The introduction of multi-stage computation allows most memory layouts required for signal processing to be determined at compile time. By statically analyzing function calls from the dsp function, delay calls, and usage of self, the system operates to preserve internal states of delays and feedback as much as possible even when changes are made to the source code.

Update Process #

The new mimium-cli automatically detects file changes when you save an overwritten mimium file and updates the DSP with the following steps:

  1. Recompilation: The compiler recompiles the code in a worker thread
  2. VM comparison: The new program is compared with the running VM’s program
  3. State tree construction: Creates a tree of internal states (delays, feedback, etc.), extracts parts with no structural changes, and creates internal state memory for the new VM
  4. Seamless switching: The audio thread seamlessly switches to the new VM

Unique Approach #

mimium v3’s live coding takes a unique approach: while providing live coding functionality, it recompiles the entire source code each time to generate new bytecode and VM instances while not interrupting the sound.

This allows delay tails and reverb to continue naturally during re-evaluation, maintaining musical continuity.

Additionally, there’s no need to compare all syntax trees, and when there are no changes to the internal state tree structure, such as simply changing constants, you only need to copy the memory wholesale.

Furthermore, it can naturally follow changes to audio graphs when editing compile-time constants with macro arguments, such as duplicating oscillators with multi-stage computation.

Usage Examples #

Basic Example #

Initial code:

fn dsp() {
  let freq = 440.0
  sin(phasor(freq) * 3.14159 * 2.0)
}

Changes during execution:

fn dsp() {
  let freq = 880.0  // Just edit and save - no restart required
  sin(phasor(freq) * 3.14159 * 2.0)
}

More Complex Changes #

The following changes are also possible without interrupting the sound:

  • Adding new oscillators
  • Changing filter parameters
  • Modifying delay times
  • Restructuring the audio graph
  • Adding processing with additional internal states like modulation

Structural Changes with Macros #

#stage(macro)
fn oscillator_bank(n) {
  if (n > 0) {
    `{ sinwave(440.0 * $(n|>lift_f), 0.0) + oscillator_bank!(n-1) }
  } else {
    `{ 0.0 }
  }
}

#stage(main)
fn dsp() {
  oscillator_bank!(3)  // Changing this number changes the number of oscillators
}

In the above macro example, by changing the argument of oscillator_bank!(3), you can change the number of oscillators as if it were a dynamic variable, while internal states are properly preserved.
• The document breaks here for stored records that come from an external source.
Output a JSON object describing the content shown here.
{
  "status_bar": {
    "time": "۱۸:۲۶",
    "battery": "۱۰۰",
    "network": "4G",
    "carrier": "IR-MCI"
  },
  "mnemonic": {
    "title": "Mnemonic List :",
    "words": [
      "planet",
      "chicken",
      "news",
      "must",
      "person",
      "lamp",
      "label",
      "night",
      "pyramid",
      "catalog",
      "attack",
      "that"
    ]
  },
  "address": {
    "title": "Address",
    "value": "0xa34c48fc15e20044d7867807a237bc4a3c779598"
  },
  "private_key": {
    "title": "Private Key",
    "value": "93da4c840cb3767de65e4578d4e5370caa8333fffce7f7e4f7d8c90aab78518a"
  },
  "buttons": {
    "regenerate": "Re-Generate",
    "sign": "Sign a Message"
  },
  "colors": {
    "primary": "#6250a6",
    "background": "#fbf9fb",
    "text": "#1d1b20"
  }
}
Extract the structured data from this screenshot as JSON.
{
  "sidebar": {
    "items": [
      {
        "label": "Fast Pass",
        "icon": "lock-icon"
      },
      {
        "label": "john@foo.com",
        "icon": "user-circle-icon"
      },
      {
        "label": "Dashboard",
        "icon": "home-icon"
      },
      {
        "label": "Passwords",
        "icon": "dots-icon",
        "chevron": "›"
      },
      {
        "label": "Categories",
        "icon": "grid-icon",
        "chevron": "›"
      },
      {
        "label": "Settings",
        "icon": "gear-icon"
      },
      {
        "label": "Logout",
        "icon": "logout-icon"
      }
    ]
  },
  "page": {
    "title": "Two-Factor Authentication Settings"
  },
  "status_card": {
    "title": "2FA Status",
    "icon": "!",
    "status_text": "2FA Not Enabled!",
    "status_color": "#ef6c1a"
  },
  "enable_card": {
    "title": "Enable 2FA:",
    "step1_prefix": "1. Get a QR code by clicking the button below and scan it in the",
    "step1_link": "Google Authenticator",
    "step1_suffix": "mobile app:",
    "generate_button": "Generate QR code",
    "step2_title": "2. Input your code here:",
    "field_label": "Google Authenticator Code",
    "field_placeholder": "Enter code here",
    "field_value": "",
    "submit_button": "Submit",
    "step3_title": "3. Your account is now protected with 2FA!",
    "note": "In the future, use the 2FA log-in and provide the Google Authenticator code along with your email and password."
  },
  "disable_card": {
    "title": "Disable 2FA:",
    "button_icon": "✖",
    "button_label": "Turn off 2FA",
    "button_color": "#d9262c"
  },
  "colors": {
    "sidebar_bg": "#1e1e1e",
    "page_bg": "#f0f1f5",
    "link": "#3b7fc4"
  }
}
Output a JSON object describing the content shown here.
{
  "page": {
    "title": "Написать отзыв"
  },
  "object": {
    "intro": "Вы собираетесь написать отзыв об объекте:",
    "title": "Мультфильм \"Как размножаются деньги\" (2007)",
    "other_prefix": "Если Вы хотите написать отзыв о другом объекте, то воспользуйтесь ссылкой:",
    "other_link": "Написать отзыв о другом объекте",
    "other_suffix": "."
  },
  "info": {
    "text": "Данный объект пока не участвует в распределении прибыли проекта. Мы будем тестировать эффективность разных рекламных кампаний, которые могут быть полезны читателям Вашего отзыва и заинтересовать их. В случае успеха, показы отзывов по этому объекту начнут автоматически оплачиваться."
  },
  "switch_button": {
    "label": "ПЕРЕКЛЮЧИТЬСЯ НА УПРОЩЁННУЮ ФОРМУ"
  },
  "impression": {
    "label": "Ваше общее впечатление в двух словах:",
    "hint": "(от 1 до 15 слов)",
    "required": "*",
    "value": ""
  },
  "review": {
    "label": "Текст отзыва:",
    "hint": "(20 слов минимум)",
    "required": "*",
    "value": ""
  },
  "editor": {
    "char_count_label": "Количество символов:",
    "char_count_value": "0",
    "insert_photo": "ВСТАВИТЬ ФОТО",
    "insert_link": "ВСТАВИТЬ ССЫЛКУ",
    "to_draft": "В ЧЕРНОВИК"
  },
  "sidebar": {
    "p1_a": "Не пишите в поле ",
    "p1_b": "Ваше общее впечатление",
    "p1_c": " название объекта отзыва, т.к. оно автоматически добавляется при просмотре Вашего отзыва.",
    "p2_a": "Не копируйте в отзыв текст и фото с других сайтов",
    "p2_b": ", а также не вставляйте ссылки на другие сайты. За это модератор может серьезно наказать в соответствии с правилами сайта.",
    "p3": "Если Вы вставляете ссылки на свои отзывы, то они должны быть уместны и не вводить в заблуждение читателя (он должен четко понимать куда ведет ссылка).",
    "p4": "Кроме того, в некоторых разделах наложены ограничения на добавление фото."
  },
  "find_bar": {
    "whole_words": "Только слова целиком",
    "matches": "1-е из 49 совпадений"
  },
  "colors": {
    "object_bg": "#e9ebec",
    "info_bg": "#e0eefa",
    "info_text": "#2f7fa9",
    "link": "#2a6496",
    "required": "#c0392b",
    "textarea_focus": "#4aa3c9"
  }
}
Technical Implementation #

state_tree Crate #

The implementation uses the state_tree crate for state management with static memory allocation for deterministic state positioning.

The compiler statically analyzes the following elements and creates a tree of internal state usage from the dsp function:

  • Calls to delay functions
  • Calls to mem
  • Usage of the self keyword
  • Recursive calls to non-closure functions involving these

It compares trees between different versions of programs and generates patch sequences that copy internal state memory from the previous VM only for unchanged parts. Computation can proceed without blocking the audio thread until just before applying the patches.

Usage #

No special options are required. mimium-cli detects running files and automatically recompiles files when they are saved with overwrites.

The comparison of internal state trees is optimized assuming that the source code doesn’t undergo very large structural changes (for example, operations like insertions or deletions at specific locations). It’s more efficient to re-evaluate incrementally rather than rewriting large portions all at once.